These tools will no longer be maintained as of December 31, 2024. Archived website can be found here. PubMed4Hh GitHub repository can be found here. Contact NLM Customer Service if you have questions.


PUBMED FOR HANDHELDS

Search MEDLINE/PubMed


  • Title: Early extubation after coronary artery bypass surgery: effects on oxygen flux and haemodynamic variables.
    Author: Butler J, Chong GL, Pillai R, Westaby S, Rocker GM.
    Journal: J Cardiovasc Surg (Torino); 1992; 33(3):276-80. PubMed ID: 1601908.
    Abstract:
    The effect of extubation within the first postoperative hour was evaluated in 13 patients (mean +/- SD age 59 +/- 6 years) undergoing elective coronary artery bypass surgery without active systemic hypothermia. The mean cardiopulmonary bypass time was 50 +/- 14 minutes.

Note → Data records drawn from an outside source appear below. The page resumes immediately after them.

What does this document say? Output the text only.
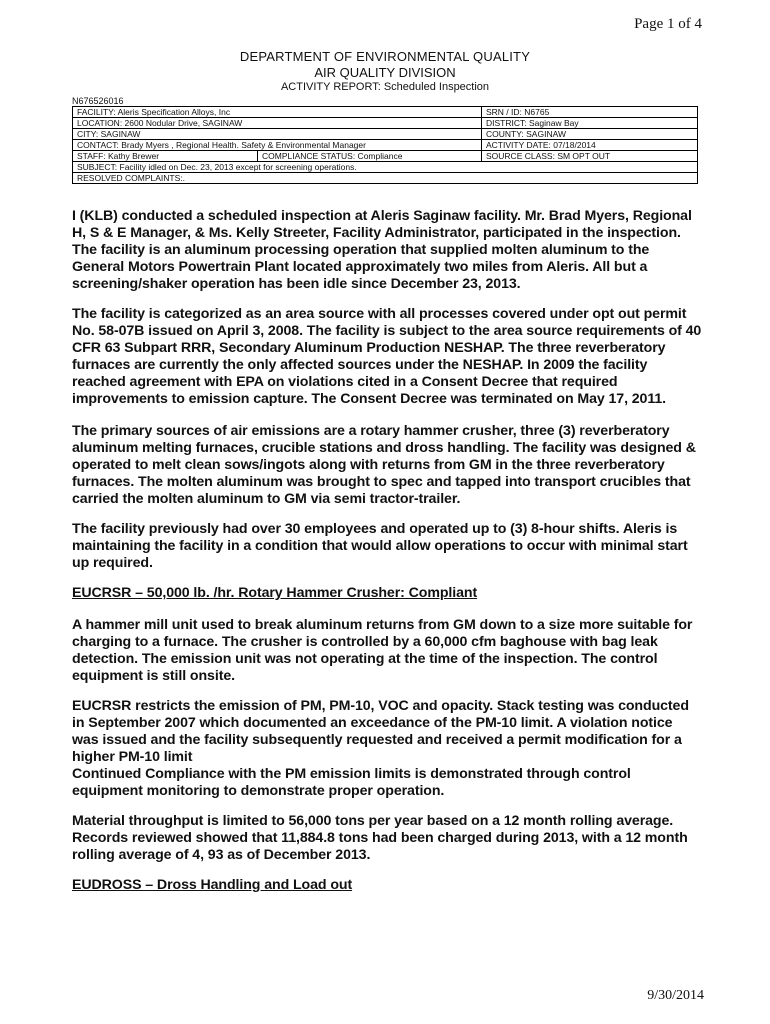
Page 1 of 4
DEPARTMENT OF ENVIRONMENTAL QUALITY
AIR QUALITY DIVISION
ACTIVITY REPORT: Scheduled Inspection
N676526016
FACILITY: Aleris Specification Alloys, Inc	SRN / ID: N6765
LOCATION: 2600 Nodular Drive, SAGINAW	DISTRICT: Saginaw Bay
CITY: SAGINAW	COUNTY: SAGINAW
CONTACT: Brady Myers , Regional Health. Safety & Environmental Manager	ACTIVITY DATE: 07/18/2014

STAFF: Kathy Brewer COMPLIANCE STATUS: Compliance	SOURCE CLASS: SM OPT OUT
SUBJECT: Facility idled on Dec. 23, 2013 except for screening operations.	
RESOLVED COMPLAINTS:.	

I (KLB) conducted a scheduled inspection at Aleris Saginaw facility. Mr. Brad Myers, Regional H, S & E Manager, & Ms. Kelly Streeter, Facility Administrator, participated in the inspection. The facility is an aluminum processing operation that supplied molten aluminum to the General Motors Powertrain Plant located approximately two miles from Aleris. All but a screening/shaker operation has been idle since December 23, 2013.

The facility is categorized as an area source with all processes covered under opt out permit No. 58-07B issued on April 3, 2008. The facility is subject to the area source requirements of 40 CFR 63 Subpart RRR, Secondary Aluminum Production NESHAP. The three reverberatory furnaces are currently the only affected sources under the NESHAP. In 2009 the facility reached agreement with EPA on violations cited in a Consent Decree that required improvements to emission capture. The Consent Decree was terminated on May 17, 2011.

The primary sources of air emissions are a rotary hammer crusher, three (3) reverberatory aluminum melting furnaces, crucible stations and dross handling. The facility was designed & operated to melt clean sows/ingots along with returns from GM in the three reverberatory furnaces. The molten aluminum was brought to spec and tapped into transport crucibles that carried the molten aluminum to GM via semi tractor-trailer.

The facility previously had over 30 employees and operated up to (3) 8-hour shifts. Aleris is maintaining the facility in a condition that would allow operations to occur with minimal start up required.

EUCRSR – 50,000 lb. /hr. Rotary Hammer Crusher: Compliant

A hammer mill unit used to break aluminum returns from GM down to a size more suitable for charging to a furnace. The crusher is controlled by a 60,000 cfm baghouse with bag leak detection. The emission unit was not operating at the time of the inspection. The control equipment is still onsite.

EUCRSR restricts the emission of PM, PM-10, VOC and opacity. Stack testing was conducted in September 2007 which documented an exceedance of the PM-10 limit. A violation notice was issued and the facility subsequently requested and received a permit modification for a higher PM-10 limit

Continued Compliance with the PM emission limits is demonstrated through control equipment monitoring to demonstrate proper operation.

Material throughput is limited to 56,000 tons per year based on a 12 month rolling average. Records reviewed showed that 11,884.8 tons had been charged during 2013, with a 12 month rolling average of 4, 93 as of December 2013.

EUDROSS – Dross Handling and Load out

9/30/2014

Postoperative improvements in cardiac index and oxygen uptake (from 2.0 +/- 0.4 l/min/m2 and 144 +/- 26 ml/min postinduction to 2.88 +/- 0.76 l/min/m2 and 229 +/- 104 ml/min, p less than 0.01) were maintained following extubation. Lower postoperative systemic and pulmonary vascular resistances (p less than 0.01) did not change to a significant extent following extubation. Despite a two-fold rise in the intrapulmonary shunt (Qs/Qt) following surgery (18.5 +/- 9.7% vs 9.6 +/- 3.2% before surgery) the immediate post-extubation value was similar (18.8 +/- 8.2%) and all patients were discharged from the cardiac recovery area within 16 hours without complication. Extubation within the first postoperative hour is a safe procedure following elective coronary artery surgery with short bypass times where sustained hypothermia less than 32 degrees C is avoided.